Epidemiology of ADHD coming of age and a plea for prospective research on causes and consequences of ADHD throughout the lifespan in multidisciplinary team science

Attention deficit/hyperactivity disorder (ADHD) used to be studied at age of diagnosis–the typical time that professional help is sought and children get an ADHD diagnosis was also the time that they typically enrolled in scientific studies. As a consequence, most of our knowledge is about referred children with ADHD in middle childhood in the age range of 6–12 years. One implication of this is that for a long time ADHD research was not bothered so much by studying causes of ADHD after its onset—in other words, within the total of studies aimed at understanding the causes of ADHD, prospective studies in ADHD research have been rare.

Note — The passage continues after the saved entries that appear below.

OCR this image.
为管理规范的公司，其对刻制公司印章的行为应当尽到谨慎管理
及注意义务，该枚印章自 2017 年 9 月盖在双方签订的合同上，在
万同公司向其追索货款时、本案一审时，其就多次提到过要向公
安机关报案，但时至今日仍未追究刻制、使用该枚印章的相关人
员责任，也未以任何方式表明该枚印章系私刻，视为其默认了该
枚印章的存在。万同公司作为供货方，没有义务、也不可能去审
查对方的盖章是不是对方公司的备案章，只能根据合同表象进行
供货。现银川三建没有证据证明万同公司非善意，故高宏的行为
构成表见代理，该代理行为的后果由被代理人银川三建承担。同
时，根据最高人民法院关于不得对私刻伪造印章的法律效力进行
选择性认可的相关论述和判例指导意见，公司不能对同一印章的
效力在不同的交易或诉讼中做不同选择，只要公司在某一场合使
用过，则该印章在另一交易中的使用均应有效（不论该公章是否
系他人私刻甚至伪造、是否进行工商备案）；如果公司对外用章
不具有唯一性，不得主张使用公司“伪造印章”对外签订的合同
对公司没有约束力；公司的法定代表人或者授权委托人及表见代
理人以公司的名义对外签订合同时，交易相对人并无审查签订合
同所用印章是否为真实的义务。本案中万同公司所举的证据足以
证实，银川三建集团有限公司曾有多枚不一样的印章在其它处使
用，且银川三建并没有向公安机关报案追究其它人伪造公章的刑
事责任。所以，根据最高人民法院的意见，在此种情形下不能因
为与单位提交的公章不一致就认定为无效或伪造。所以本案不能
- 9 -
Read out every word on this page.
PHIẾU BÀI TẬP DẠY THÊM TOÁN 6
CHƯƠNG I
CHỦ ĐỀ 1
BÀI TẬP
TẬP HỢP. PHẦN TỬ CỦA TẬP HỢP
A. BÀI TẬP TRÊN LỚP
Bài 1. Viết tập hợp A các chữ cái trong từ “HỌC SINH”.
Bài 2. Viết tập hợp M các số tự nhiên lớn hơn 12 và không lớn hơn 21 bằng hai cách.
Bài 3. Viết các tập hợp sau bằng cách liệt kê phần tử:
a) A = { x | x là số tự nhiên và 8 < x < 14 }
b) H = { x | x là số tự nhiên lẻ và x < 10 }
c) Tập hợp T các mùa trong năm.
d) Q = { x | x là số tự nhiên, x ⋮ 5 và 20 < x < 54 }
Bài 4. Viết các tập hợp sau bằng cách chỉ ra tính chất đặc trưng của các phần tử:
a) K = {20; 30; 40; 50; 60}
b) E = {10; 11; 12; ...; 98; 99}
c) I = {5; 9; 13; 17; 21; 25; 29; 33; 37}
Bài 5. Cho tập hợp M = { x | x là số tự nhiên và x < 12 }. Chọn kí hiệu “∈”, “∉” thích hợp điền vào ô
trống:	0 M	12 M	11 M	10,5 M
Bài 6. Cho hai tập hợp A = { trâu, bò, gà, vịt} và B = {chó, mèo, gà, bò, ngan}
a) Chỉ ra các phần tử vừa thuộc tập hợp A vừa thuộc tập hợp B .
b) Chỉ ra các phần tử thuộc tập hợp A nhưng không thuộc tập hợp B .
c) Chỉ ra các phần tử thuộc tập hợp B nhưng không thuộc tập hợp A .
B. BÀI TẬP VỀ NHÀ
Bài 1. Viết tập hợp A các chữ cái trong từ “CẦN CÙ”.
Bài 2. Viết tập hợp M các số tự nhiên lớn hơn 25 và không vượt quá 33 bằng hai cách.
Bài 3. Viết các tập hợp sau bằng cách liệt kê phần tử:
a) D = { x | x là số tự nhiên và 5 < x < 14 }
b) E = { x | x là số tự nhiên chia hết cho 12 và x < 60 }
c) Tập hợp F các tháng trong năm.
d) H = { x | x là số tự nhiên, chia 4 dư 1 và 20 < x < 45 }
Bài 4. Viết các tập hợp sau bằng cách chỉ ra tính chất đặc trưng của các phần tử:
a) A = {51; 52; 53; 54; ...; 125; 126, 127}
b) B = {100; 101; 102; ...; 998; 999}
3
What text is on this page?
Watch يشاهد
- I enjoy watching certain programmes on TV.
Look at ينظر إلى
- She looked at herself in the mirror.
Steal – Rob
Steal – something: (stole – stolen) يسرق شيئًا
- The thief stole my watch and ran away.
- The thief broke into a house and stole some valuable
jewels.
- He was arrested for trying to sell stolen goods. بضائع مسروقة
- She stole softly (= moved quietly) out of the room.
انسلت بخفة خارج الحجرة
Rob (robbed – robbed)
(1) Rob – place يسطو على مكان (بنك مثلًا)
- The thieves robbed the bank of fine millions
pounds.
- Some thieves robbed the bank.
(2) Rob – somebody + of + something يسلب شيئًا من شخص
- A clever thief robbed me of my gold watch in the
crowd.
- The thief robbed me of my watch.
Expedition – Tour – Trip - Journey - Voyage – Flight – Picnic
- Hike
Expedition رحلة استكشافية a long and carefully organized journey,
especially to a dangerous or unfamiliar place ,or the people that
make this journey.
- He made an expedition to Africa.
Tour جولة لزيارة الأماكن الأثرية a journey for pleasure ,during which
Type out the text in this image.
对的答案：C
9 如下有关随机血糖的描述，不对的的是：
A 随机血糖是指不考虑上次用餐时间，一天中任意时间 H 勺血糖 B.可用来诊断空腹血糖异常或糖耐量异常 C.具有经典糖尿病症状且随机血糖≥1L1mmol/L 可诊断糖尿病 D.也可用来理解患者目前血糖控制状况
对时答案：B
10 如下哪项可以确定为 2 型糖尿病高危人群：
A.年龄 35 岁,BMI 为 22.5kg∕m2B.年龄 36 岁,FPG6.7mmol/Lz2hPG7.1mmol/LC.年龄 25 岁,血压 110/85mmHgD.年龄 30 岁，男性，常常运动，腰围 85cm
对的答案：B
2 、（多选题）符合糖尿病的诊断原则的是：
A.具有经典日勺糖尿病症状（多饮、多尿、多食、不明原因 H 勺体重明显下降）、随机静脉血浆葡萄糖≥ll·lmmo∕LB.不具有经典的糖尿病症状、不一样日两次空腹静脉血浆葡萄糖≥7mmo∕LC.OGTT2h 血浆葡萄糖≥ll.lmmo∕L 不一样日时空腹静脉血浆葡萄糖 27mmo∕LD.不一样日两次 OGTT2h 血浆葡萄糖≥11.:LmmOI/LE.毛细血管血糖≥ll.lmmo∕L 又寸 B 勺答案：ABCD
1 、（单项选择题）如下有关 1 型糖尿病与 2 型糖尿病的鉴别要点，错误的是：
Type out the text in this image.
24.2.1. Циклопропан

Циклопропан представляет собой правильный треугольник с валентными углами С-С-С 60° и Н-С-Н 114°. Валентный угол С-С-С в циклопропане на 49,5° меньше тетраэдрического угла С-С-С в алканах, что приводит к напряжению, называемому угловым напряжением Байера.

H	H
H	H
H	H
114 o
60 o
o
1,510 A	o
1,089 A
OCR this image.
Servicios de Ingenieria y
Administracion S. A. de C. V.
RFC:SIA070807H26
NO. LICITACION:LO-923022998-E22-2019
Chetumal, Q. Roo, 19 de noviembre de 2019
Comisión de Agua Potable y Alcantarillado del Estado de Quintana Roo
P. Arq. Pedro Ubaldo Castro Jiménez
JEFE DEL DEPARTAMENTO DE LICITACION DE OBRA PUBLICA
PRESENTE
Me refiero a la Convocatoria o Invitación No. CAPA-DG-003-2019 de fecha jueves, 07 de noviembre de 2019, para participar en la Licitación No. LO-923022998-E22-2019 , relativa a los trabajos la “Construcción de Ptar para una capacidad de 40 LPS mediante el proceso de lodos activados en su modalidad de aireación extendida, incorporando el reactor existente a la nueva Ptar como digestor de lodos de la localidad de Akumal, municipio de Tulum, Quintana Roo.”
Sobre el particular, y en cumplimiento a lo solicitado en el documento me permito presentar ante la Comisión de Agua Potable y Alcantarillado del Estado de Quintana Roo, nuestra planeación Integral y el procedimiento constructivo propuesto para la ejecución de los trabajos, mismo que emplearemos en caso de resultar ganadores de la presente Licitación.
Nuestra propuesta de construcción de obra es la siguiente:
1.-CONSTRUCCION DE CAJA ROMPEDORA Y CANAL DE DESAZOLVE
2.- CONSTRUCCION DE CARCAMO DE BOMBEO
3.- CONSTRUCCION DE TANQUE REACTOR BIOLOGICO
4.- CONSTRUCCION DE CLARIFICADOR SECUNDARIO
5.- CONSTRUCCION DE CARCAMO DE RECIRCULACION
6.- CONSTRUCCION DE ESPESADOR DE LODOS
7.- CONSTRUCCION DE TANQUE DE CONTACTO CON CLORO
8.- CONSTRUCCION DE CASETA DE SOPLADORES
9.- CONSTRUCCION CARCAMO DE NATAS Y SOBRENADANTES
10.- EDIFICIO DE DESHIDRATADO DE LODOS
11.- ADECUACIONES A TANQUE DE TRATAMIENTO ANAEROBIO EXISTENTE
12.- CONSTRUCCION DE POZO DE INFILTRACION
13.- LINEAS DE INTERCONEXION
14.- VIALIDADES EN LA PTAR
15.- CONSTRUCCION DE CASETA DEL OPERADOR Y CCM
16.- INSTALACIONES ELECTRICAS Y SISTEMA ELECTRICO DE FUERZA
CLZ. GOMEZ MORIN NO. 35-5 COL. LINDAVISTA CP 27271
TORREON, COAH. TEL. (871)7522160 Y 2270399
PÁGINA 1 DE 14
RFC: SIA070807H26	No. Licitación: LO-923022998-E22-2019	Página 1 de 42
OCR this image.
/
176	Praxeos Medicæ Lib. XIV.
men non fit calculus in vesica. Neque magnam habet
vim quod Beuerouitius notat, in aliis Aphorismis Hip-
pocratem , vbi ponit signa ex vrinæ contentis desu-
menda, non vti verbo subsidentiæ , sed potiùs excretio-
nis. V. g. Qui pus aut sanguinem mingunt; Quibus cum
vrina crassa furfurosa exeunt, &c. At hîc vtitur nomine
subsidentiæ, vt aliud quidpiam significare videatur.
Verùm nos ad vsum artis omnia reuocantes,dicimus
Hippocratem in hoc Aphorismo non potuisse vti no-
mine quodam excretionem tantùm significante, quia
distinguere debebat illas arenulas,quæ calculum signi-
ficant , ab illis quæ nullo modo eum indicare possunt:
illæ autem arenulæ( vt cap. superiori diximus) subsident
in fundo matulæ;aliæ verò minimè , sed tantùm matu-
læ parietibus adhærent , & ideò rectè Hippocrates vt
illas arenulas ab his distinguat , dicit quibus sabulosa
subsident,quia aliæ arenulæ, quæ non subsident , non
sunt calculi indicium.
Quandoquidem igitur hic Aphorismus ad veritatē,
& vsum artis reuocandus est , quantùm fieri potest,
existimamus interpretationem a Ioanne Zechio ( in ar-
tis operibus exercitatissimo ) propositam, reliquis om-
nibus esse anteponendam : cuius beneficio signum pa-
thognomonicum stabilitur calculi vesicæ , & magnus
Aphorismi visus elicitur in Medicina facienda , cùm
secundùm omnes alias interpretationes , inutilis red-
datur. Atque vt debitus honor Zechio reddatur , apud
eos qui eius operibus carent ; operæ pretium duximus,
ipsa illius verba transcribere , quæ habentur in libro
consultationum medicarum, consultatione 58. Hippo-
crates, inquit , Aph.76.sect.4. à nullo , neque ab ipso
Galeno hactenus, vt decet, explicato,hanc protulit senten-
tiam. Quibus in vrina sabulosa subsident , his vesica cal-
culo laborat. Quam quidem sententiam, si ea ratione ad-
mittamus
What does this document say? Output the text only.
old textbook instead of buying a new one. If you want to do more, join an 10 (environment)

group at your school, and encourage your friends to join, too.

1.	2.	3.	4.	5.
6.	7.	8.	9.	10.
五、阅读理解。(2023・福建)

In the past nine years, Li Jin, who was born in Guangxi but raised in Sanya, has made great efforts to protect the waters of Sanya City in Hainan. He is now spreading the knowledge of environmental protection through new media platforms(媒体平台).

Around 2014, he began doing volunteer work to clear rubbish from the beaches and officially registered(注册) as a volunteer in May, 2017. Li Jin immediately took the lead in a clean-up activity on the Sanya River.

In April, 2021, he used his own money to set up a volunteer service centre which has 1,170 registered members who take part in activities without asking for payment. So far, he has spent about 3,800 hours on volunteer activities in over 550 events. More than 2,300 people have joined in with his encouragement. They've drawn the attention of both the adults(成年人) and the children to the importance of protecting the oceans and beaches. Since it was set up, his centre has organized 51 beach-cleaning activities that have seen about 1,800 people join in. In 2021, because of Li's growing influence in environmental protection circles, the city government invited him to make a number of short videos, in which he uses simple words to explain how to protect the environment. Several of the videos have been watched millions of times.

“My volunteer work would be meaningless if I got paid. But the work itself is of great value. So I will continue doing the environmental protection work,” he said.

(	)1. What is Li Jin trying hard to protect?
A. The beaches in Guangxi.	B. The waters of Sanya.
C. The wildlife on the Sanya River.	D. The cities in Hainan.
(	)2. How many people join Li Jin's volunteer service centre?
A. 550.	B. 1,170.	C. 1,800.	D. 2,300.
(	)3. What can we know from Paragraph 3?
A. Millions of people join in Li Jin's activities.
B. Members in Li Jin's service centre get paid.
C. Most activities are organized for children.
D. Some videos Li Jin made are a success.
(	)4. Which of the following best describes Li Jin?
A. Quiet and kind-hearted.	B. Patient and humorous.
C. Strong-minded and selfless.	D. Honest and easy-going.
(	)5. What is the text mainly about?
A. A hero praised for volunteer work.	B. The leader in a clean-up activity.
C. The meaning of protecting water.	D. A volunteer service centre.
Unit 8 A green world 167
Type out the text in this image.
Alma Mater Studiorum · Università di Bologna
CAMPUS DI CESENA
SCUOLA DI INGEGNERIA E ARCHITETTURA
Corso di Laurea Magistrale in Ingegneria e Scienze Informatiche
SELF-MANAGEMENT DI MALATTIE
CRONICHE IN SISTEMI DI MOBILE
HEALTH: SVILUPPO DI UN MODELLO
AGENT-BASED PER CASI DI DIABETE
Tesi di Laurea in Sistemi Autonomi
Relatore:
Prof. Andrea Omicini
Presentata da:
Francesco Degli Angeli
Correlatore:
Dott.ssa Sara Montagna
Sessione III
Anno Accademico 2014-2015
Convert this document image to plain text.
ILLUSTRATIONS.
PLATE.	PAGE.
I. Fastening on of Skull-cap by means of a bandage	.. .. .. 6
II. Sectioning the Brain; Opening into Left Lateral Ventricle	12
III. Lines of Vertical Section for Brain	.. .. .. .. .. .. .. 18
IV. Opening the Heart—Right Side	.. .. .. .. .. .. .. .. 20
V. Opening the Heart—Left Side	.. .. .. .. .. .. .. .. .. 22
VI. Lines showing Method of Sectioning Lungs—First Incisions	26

The first paper that I will highlight in this editorial is by Miller et al. (2023) who discuss the development of ADHD in the period from conception to age of onset. They stress that for understanding the causes of ADHD prospective research prior to its onset is needed and explain that any differences observed in children with ADHD (i.e., after its onset) compared to children without ADHD may be secondary to personal and environmental alterations that are evoked by the ADHD symptoms themselves. At the same time, they point out that an onset of ADHD is gradual and the distinction between pre-onset and post-onset not clear-cut: precursor behaviors of ADHD may already evoke personal and environmental alterations. Thus, for a causal understanding of ADHD, we need to know these as well. Prospective research from conception to full clinical onset allows us to chart such alterations and their temporal sequence up to a full onset of ADHD.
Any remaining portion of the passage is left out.